Other assignments of error made by LaCoco remain to be considered. LaCoco first contends that it was error to admit his confession in evidence, over his objections, before holding a hearing on its admissibility. Plainly, a defendant is entitled to a preliminary hearing on the question of whether his confession was voluntary before the confession is introduced in evidence. (People v. Frugoli, 334 Ill. 324; People v. Barardi, 321 Ill. 47.) The error complained of is harmless, however, because the trial court subsequently and correctly determined that LaCoco’s confessions were admissible in evidence.

LaCoco also asserts the trial court erred in permitting four witnesses to testify whose names were not on the list of witnesses furnished to defendants. Since objection was made only to Lusader, the last of the four unlisted witnesses, the assignment of error must be limited to his testimony, alone. The rule is firmly established that it is within the discretion of the court to allow a witness to testify *314whose name is not on the list furnished to the defendant and this discretion will not be reviewed unless it appears the defendant has sustained the burden of showing surprise or prejudice. (People v. Weisburg, 396 Ill. 412; People v. Nixon, 371 Ill. 318.) In view of the circumstance that defendants were afforded an opportunity to talk to Lusader, did not ask for a continuance, or make any showing of prejudice and proceeded with the trial, it cannot be said that the trial judge abused his discretion in permitting Lusader to testify.

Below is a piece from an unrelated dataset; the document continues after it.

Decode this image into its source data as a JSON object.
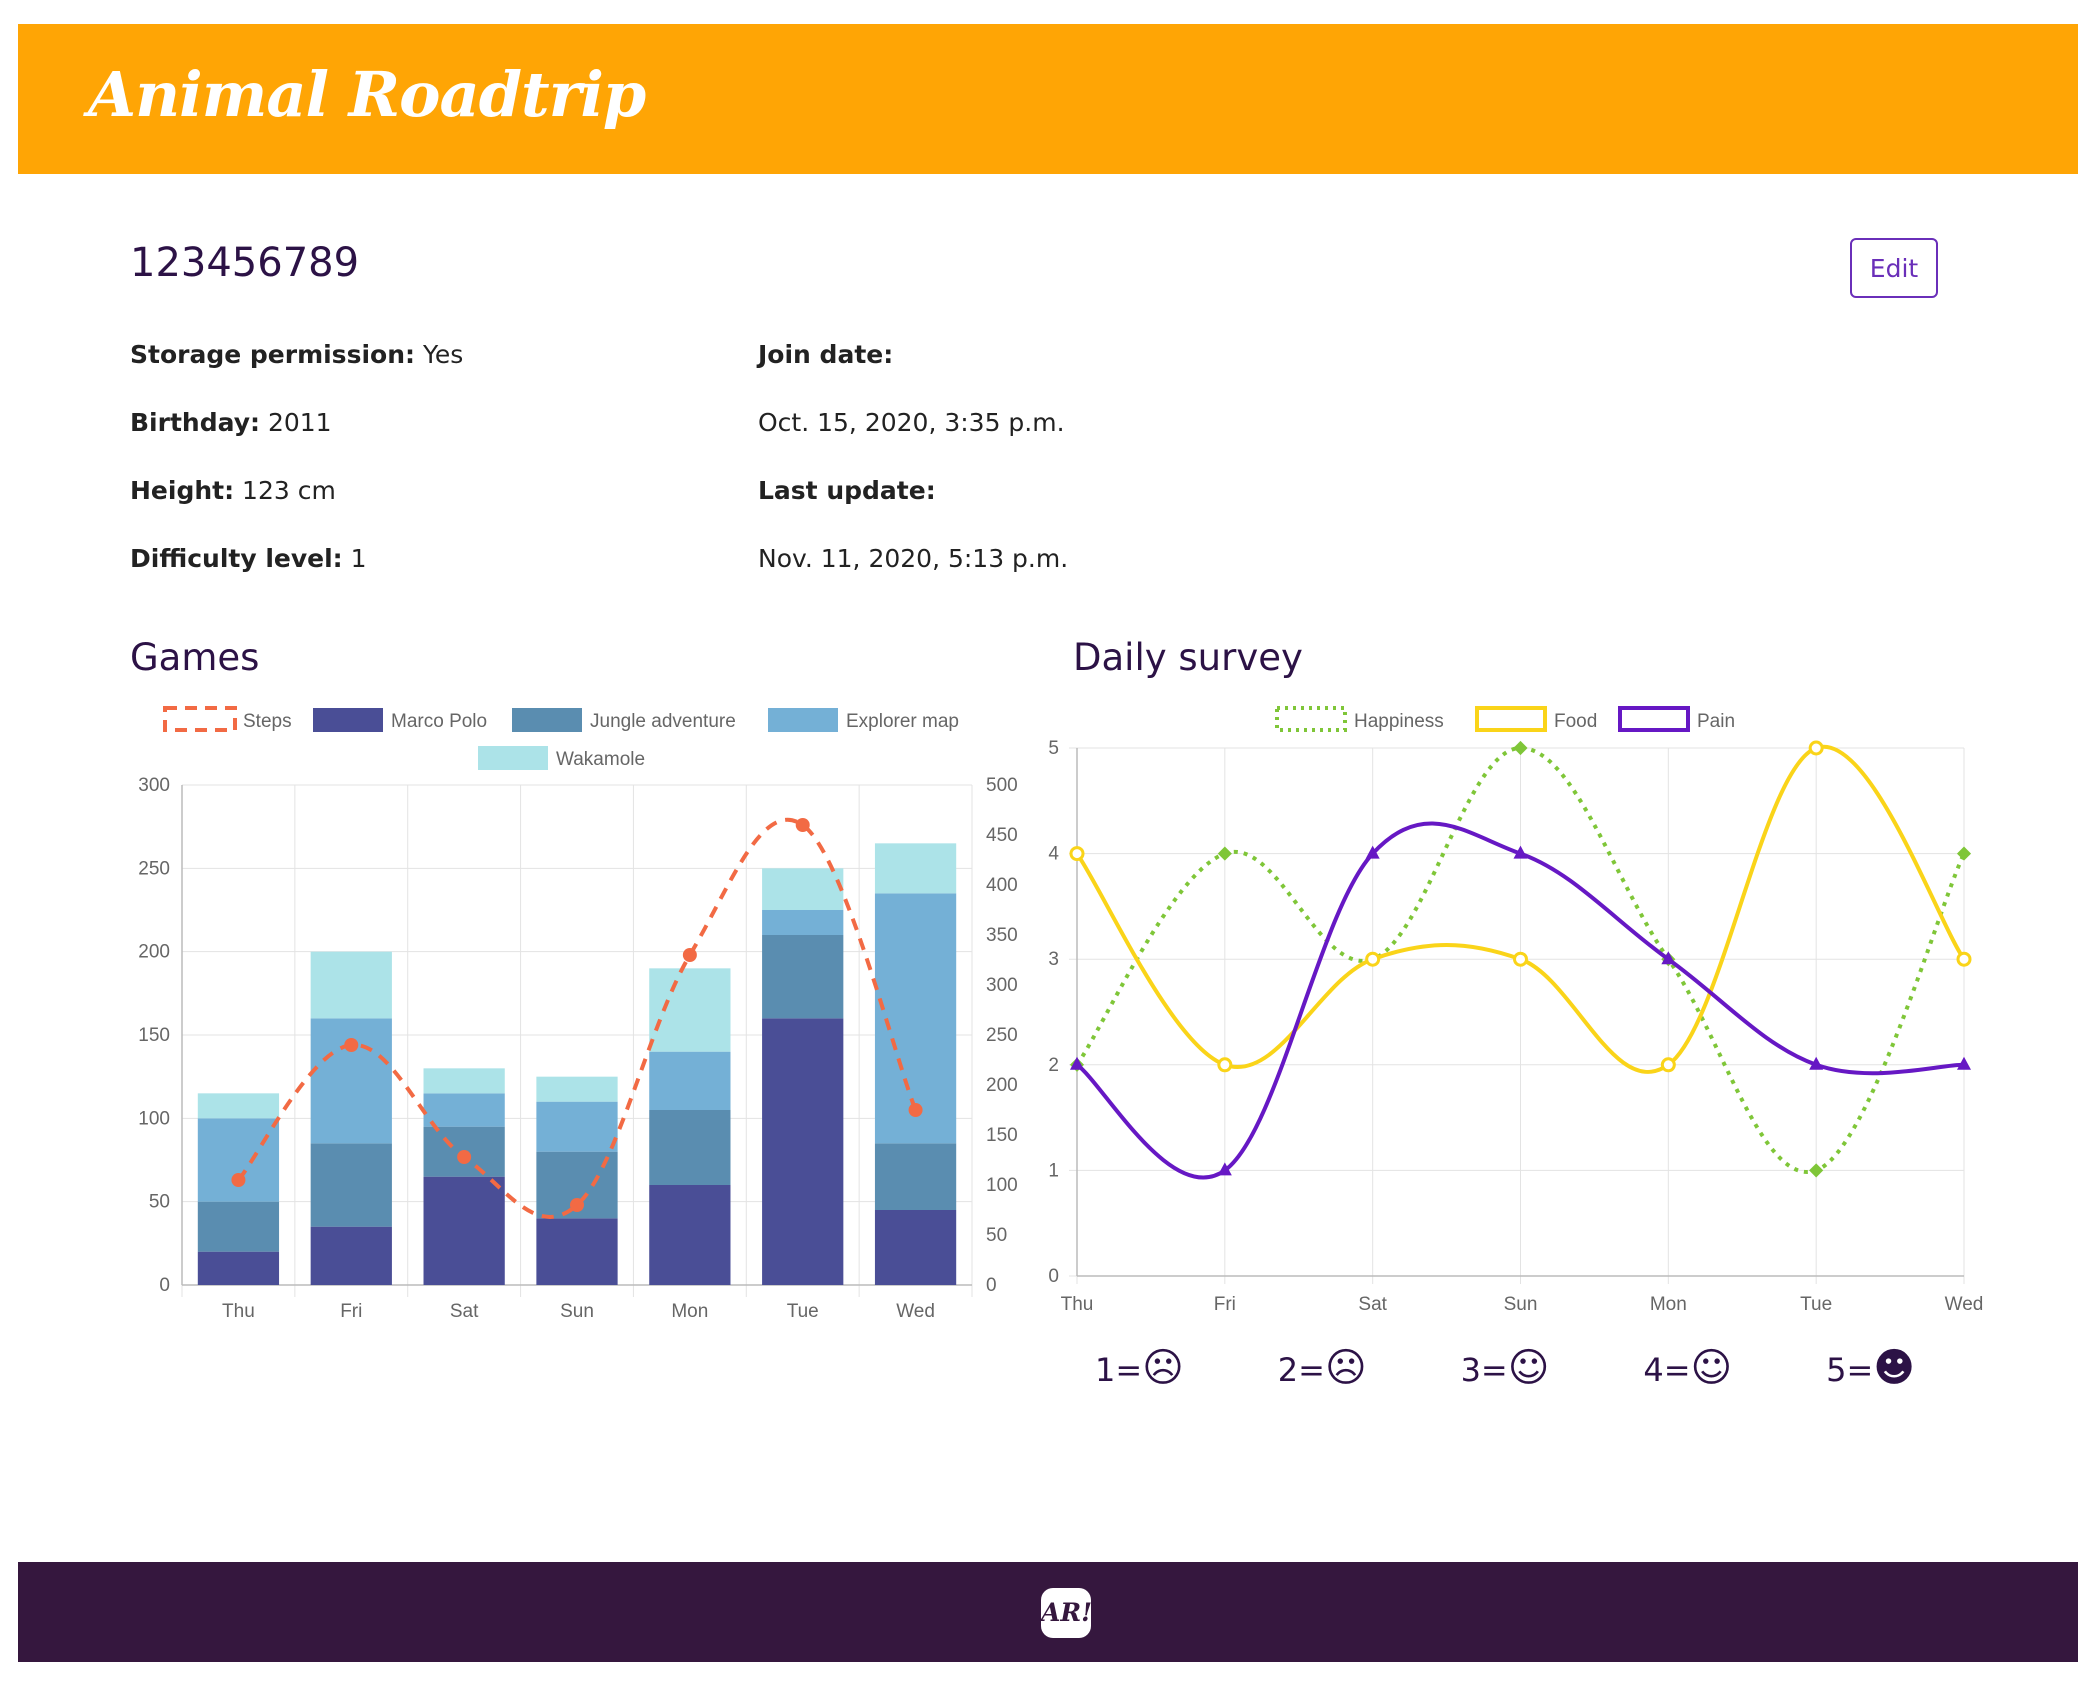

LaCoco next contends the court erred in refusing to confine the jury on the eighth day of the trial after an allegedly prejudicial article, consisting of five sentences, appeared on page thirty-nine of a local daily newspaper. In part of one sentence it was reported that on the preceding day the three employees in the machine shop testified that LaCoco confessed to an unsolved murder in a suburb of Chicago. This part of the article was absolutely false, as the jurors might well have realized, had they read the article. On the other hand, there is no showing in the record that any juror saw the article and this court will not set aside a verdict on the bare assumption that the defendant was prejudiced. People v. Konkowski, 378 Ill. 616; People v. Rogers, 303 Ill. 578.

Other and less significant assignments of error made and argued by defendant LaCoco have been carefully reviewed and found to be without merit.

No prejudicial error having intervened in the trial of LaCoco and the evidence being sufficient to sustain the judgment of conviction against him, the judgment against him is affirmed. The judgment against Wagner is reversed and the cause remanded.

Affirmed as to LaCoco; reversed and remanded as to Wagner.